Paul Woodruff is Mary Helen Thompson Professor of the Humanities at the University of Texas in Austin. A widely published translator of Plato, Thucydides, and other ancient writers, he has written four previous books on classical philosophy and political thought. In this eloquent and uplifting volume, he offers a thoughtful and highly ethical overview of reverence which he sees as "an ancient virtue that survives among us in half forgotten patterns of civility, in moments of inarticulate awe, and in nostalgia for the lost ways of traditional cultures." The modern world seems to be more interested in the mockery of irreverence; mention the word "solemnity" today and you will probably hear snickering in the background. But Woodruff is convinced that the ancients had it right by emphasizing the humanizing virtues of reverence in rituals and ceremonies.
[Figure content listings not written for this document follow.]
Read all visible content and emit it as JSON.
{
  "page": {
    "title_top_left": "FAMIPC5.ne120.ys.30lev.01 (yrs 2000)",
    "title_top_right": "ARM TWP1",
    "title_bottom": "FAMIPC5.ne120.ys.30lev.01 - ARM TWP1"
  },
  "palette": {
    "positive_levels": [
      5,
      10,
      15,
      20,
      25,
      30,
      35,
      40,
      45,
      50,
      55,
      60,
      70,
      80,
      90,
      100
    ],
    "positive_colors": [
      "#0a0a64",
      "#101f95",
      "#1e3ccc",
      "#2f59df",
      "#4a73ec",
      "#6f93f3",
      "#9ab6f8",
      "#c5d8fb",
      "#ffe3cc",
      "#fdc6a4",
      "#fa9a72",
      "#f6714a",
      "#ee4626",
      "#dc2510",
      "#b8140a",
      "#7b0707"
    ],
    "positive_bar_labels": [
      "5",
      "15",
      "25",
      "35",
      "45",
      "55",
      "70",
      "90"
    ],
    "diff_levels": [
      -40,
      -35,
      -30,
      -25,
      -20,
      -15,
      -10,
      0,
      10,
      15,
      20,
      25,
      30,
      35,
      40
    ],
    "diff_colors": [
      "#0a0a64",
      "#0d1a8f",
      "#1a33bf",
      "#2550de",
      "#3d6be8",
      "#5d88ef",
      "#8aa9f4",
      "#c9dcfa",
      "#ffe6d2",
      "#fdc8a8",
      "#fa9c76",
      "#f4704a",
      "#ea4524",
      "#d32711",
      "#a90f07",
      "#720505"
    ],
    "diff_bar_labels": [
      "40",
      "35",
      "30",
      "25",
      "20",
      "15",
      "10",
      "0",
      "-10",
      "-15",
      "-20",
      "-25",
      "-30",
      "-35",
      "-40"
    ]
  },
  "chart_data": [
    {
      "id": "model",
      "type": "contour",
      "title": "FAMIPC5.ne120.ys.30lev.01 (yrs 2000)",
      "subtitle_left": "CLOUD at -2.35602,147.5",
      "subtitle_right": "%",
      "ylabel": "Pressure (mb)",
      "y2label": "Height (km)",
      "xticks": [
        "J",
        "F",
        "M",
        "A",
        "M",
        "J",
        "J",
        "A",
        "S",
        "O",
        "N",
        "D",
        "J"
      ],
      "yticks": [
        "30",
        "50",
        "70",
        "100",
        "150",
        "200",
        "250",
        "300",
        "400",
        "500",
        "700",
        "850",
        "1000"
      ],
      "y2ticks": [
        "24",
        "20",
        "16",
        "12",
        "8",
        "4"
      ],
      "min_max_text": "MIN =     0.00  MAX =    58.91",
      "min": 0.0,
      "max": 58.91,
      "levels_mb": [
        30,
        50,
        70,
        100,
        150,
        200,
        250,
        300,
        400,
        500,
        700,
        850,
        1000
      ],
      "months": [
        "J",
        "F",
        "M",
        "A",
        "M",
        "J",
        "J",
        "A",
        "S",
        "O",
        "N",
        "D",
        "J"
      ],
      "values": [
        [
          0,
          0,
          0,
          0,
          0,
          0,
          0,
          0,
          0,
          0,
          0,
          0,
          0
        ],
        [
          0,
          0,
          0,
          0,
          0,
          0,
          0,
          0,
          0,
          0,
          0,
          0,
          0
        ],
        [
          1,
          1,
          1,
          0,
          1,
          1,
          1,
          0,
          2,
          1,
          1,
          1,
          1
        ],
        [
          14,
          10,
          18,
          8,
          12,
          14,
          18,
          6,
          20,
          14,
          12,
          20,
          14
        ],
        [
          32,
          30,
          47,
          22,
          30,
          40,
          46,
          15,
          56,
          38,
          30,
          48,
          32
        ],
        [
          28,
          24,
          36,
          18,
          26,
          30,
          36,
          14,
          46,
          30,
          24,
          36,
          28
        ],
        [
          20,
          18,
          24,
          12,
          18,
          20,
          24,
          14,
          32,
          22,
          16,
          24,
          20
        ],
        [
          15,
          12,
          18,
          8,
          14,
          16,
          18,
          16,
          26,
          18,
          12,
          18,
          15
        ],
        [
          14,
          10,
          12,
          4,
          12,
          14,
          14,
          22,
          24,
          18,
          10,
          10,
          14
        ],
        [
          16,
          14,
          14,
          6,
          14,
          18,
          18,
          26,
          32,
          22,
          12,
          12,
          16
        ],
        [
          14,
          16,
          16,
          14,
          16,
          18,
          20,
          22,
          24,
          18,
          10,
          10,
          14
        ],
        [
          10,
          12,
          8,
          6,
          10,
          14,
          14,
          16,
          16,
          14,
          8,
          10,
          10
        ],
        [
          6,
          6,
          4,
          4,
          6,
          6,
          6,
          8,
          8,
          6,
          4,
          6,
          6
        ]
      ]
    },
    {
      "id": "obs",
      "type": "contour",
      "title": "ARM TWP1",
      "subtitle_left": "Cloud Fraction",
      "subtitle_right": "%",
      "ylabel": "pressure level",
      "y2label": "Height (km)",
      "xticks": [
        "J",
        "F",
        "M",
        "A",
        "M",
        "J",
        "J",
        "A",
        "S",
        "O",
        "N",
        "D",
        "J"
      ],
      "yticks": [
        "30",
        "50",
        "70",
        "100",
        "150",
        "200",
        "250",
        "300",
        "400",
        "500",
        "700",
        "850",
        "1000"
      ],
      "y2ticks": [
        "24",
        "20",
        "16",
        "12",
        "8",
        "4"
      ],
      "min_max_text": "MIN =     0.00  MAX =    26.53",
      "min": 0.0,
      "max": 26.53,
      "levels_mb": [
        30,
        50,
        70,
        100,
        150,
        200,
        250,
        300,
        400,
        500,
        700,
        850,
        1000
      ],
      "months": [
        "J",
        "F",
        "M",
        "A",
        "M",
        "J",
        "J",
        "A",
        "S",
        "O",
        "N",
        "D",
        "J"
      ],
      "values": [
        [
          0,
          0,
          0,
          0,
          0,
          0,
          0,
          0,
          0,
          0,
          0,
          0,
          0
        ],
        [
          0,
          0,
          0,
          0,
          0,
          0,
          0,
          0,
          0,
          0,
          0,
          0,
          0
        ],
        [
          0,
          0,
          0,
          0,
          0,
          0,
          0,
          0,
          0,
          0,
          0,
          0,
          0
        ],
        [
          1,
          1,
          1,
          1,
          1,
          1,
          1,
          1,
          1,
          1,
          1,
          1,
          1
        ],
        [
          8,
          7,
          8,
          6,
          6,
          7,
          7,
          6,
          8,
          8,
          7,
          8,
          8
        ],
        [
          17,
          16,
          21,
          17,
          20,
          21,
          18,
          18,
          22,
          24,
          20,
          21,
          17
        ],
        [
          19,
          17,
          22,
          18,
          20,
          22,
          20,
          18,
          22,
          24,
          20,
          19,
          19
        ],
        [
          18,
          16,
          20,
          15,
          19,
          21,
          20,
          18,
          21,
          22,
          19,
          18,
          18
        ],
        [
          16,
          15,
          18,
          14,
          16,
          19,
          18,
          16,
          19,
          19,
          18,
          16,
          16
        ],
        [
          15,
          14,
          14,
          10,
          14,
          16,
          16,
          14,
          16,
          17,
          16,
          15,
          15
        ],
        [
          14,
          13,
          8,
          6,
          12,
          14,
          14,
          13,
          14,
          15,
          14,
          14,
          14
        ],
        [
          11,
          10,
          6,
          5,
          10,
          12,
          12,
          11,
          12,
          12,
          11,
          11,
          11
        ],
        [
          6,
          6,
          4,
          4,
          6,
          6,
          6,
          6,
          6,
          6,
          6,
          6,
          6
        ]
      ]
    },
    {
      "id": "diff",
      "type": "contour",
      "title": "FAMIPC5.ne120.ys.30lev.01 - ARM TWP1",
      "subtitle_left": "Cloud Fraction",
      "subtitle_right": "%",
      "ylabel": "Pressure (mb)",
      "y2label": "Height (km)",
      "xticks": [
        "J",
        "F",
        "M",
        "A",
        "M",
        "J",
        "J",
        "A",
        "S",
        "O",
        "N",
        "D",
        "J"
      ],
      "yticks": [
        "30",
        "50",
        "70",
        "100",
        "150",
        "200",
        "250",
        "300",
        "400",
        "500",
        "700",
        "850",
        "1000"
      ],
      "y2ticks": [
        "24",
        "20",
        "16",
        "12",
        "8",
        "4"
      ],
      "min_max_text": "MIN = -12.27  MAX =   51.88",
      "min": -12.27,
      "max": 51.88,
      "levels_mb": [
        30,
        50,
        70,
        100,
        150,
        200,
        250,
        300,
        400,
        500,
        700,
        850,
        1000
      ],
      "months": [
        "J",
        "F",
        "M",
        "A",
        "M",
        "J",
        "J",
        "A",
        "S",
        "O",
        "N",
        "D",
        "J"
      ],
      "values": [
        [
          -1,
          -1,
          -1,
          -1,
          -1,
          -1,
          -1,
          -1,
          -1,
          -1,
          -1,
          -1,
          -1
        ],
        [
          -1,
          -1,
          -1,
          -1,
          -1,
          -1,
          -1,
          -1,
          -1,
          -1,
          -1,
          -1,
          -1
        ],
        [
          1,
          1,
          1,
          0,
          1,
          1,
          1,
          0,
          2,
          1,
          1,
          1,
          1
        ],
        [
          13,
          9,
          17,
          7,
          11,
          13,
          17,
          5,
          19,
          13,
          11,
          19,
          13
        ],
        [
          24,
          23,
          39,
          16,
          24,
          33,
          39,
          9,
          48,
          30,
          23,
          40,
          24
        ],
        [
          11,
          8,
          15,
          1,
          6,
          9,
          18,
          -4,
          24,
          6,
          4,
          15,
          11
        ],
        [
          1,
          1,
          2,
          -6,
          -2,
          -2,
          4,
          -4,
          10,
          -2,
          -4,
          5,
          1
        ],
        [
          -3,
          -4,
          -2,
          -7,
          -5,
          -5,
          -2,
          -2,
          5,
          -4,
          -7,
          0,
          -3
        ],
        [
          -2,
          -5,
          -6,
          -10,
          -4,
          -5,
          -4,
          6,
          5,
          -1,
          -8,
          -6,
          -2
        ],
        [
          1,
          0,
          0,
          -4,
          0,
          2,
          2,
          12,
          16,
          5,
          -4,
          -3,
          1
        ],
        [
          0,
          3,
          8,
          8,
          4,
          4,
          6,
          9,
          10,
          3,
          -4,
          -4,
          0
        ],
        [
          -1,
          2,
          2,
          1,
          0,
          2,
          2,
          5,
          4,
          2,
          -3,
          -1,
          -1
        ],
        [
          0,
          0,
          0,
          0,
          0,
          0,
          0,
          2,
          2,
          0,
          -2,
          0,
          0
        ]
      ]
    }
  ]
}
The author begins with a quick look at places where reverence seems to be missing: in homes where family members seldom have time for one another, in political campaigns where many citizens do not vote, and in sports where a simple modicum of respect for the rules of the game seems to have vanished. The incivility of our culture is evident in the rash of reports about angry parents who have assaulted umpires at local sports events. "Reverence," states Woodruff "lies behind civility and all of the graces that make life in society bearable and pleasant."

The author provides concrete illustrations how this ancient virtue, cherished by the ancient Greeks and Chinese, enhances life: in the performance of a Mozart string quartet, in the informal ceremony of a group of students for a dead friend, in a classroom where a teacher demonstrates a deep respect for knowledge, and in a home where small rituals link family members together in life-affirming ways. Woodruff believes that reverence connects religious traditions; those who operate from different faith perspectives still share a sense of awe in the face of mystery and a recognition of human limitations.

In the following passage, Woodruff hits high stride: "Reverence has more to do with politics than with religion. We can easily imagine religion without reverence; we see it, for example, wherever religion leads people into aggressive war or violence, But power without reverence--that is a catastrophe for all concerned. Power without reverence is aflame with arrogance, while service without reverence is smoldering toward rebellion. Politics without reverence is blind to the general good and deaf to the advice from people who are powerless. And life without reverence? Entirely without reverence? That would be brutish and selfish, and it had best be lived alone."

It is high time for us to renew this forgotten virtue and to begin practicing it in our daily lives. Woodruff urges us to respect the rights of others and cherish the glories of the natural world. He suggests that we pay more attention to silence, rituals that express meaning, and art that conveys the imponderables of life.